A Embraer é inexistente?

Funcionário da Petrobras

Caro Junior.
Caso o MD, hipoteticamente, tivesse escolhido o F-35 ao invés do Gripen E, jamais os F-35 caças sairiam ao mesmo preço unitário dos Gripens, jamais teríamos a transferência de tecnologia que estamos tendo sim, o custo de operação nunquinha teriam o mesmo valor, etc.
Equipamentos desenvolvidos aqui num caça americano (WAD)? Esquece.

Up The Irons

O Brasil vai ter, com o segundo lote, apenas 62 aeronaves de caça em tempos de paz, como diz o comandante. Menos caças que França, Itália, Inglaterra, Espanha, Alemanha… Mas precisamos em tempos de paz de 80.000 funcionários na Força Aérea? 40.000 em tempos de paz dariam conta do serviço, afinal, não estamos em guerra e temos poucas aeronaves pra voar. Por que tantos funcionários numa empresa com pouquíssima produção?

Flanker

36 + 30 = 66, não 62. Não muda muito, mas é o número correto.

Douglas Rodrigues

Esse segundo lote têm diminuído a cada pouco…
Daqui a pouco serão apenas 24, depois, 18…

ZEUS

Dentre as três forças a FAB sempre foi e continua sendo a mais inteligente, coerente e eficaz em termos de aquisições.
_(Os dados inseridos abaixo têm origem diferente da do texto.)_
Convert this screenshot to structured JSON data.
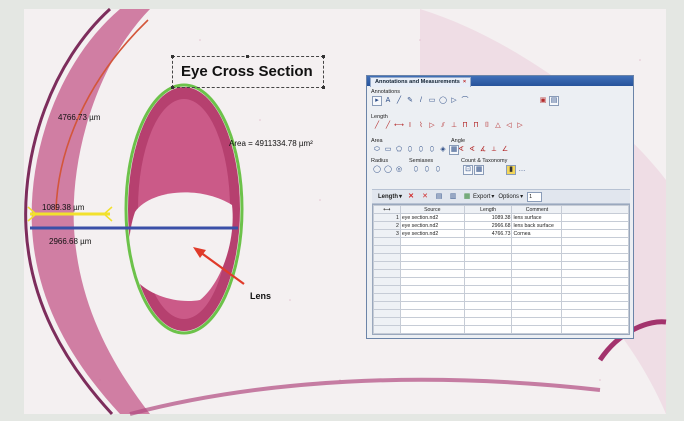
{
  "image": {
    "title": "Eye Cross Section",
    "measurements": {
      "cornea_length": "4766.73 µm",
      "lens_area": "Area = 4911334.78 µm²",
      "lens_surface": "1089.38 µm",
      "lens_back_surface": "2966.68 µm"
    },
    "arrow_label": "Lens"
  },
  "panel": {
    "tab_title": "Annotations and Measurements",
    "tab_close": "×",
    "sections": {
      "annotations": "Annotations",
      "length": "Length",
      "area": "Area",
      "angle": "Angle",
      "radius": "Radius",
      "semiaxes": "Semiaxes",
      "count_taxonomy": "Count & Taxonomy"
    },
    "toolbar": {
      "mode": "Length",
      "export": "Export",
      "options": "Options",
      "spin_value": "1"
    },
    "table": {
      "columns": [
        "Source",
        "Length",
        "Comment"
      ],
      "rows": [
        {
          "index": "1",
          "source": "eye section.nd2",
          "length": "1089.38",
          "comment": "lens surface"
        },
        {
          "index": "2",
          "source": "eye section.nd2",
          "length": "2966.68",
          "comment": "lens back surface"
        },
        {
          "index": "3",
          "source": "eye section.nd2",
          "length": "4766.73",
          "comment": "Cornea"
        }
      ]
    }
  },
  "colors": {
    "tissue": "#c96a95",
    "lens_outline": "#6cc24a",
    "blue_line": "#3a4fa8",
    "yellow_line": "#f2e12c",
    "arrow": "#e03a2a"
  }
}
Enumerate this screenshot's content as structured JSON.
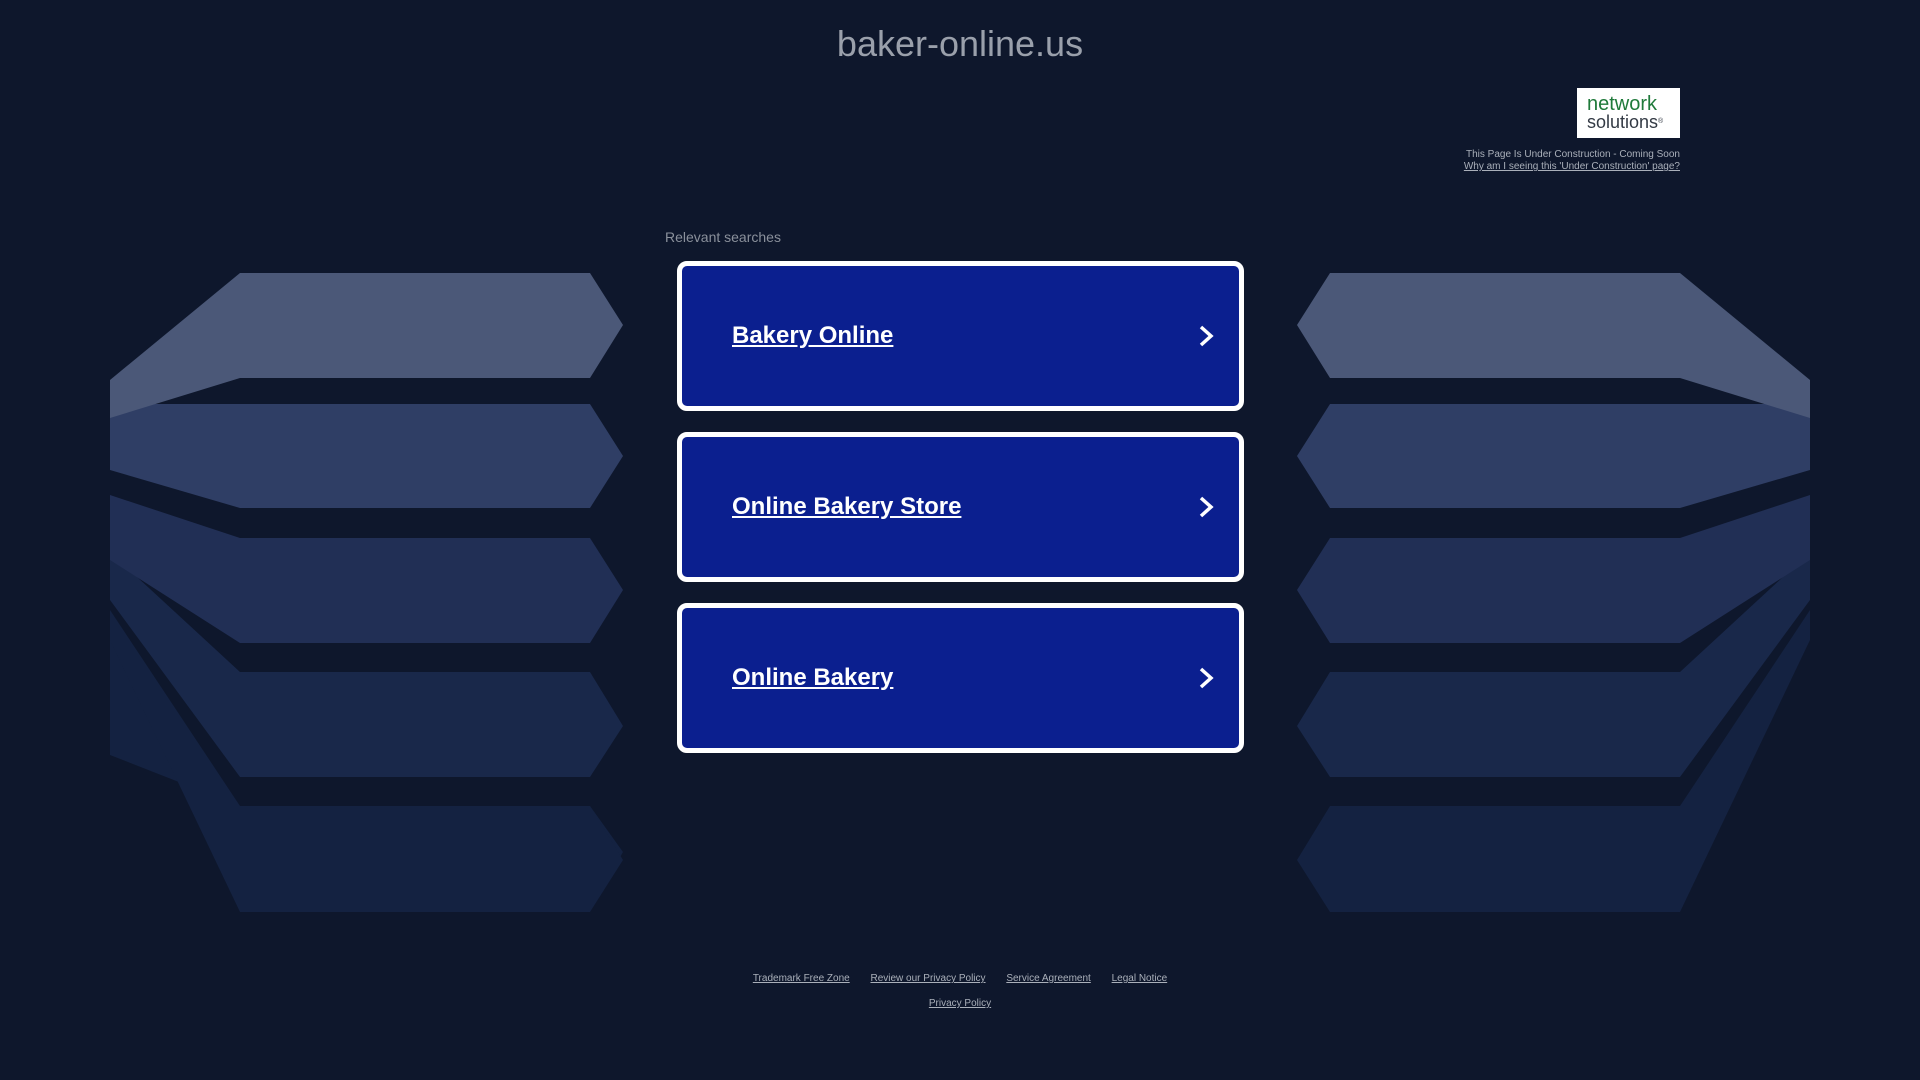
{
  "page": {
    "domain": "baker-online.us"
  },
  "logo": {
    "line1": "network",
    "line2": "solutions",
    "mark": "®"
  },
  "under_construction": {
    "status_text": "This Page Is Under Construction - Coming Soon",
    "why_link": "Why am I seeing this 'Under Construction' page?"
  },
  "searches": {
    "heading": "Relevant searches",
    "items": [
      {
        "label": "Bakery Online",
        "icon": "chevron-right-icon"
      },
      {
        "label": "Online Bakery Store",
        "icon": "chevron-right-icon"
      },
      {
        "label": "Online Bakery",
        "icon": "chevron-right-icon"
      }
    ]
  },
  "footer": {
    "links": [
      "Trademark Free Zone",
      "Review our Privacy Policy",
      "Service Agreement",
      "Legal Notice"
    ],
    "privacy": "Privacy Policy"
  },
  "colors": {
    "background": "#0e172c",
    "button": "#0b1f8f",
    "button_border": "#ffffff",
    "logo_green": "#1f7a3a"
  }
}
Acertou em cheio com o extremamente capaz, eficaz, econômico e multimissão Gripen E. Esta insistência em outro vetor para fazer o mesmo que ele faz sob o argumento de não botar todos os ovos na mesma cesta. Estas pessoas realmente não uma noção básica da tolice que defendem. Caças europeus tem componentes dos EUA e caças dos EUA tem componentes europeus. Um embargo que afetasse a operação do F-39 também afetaria qualquer outro vetor adquirido dos EUA ou Europa.… Read more »

Wellington Góes

A força mas inteligente é?! Está mais para “enteligente” isso sim. rsrsrsrs

Flanker

Entre nossas 3 Forças, fazendo uma avaliação dos últimos 20 anos das mesmas, em todas as áreas (efetivo, aquisições materiais, modernizações, disponibilidade de meios, obsolescência, armamentos, desenvolvimento e finalização, ou continuidade, de projetos, etc, etc, etc), qual seria teu ranking (com uma pequena justificativa para cada posição)?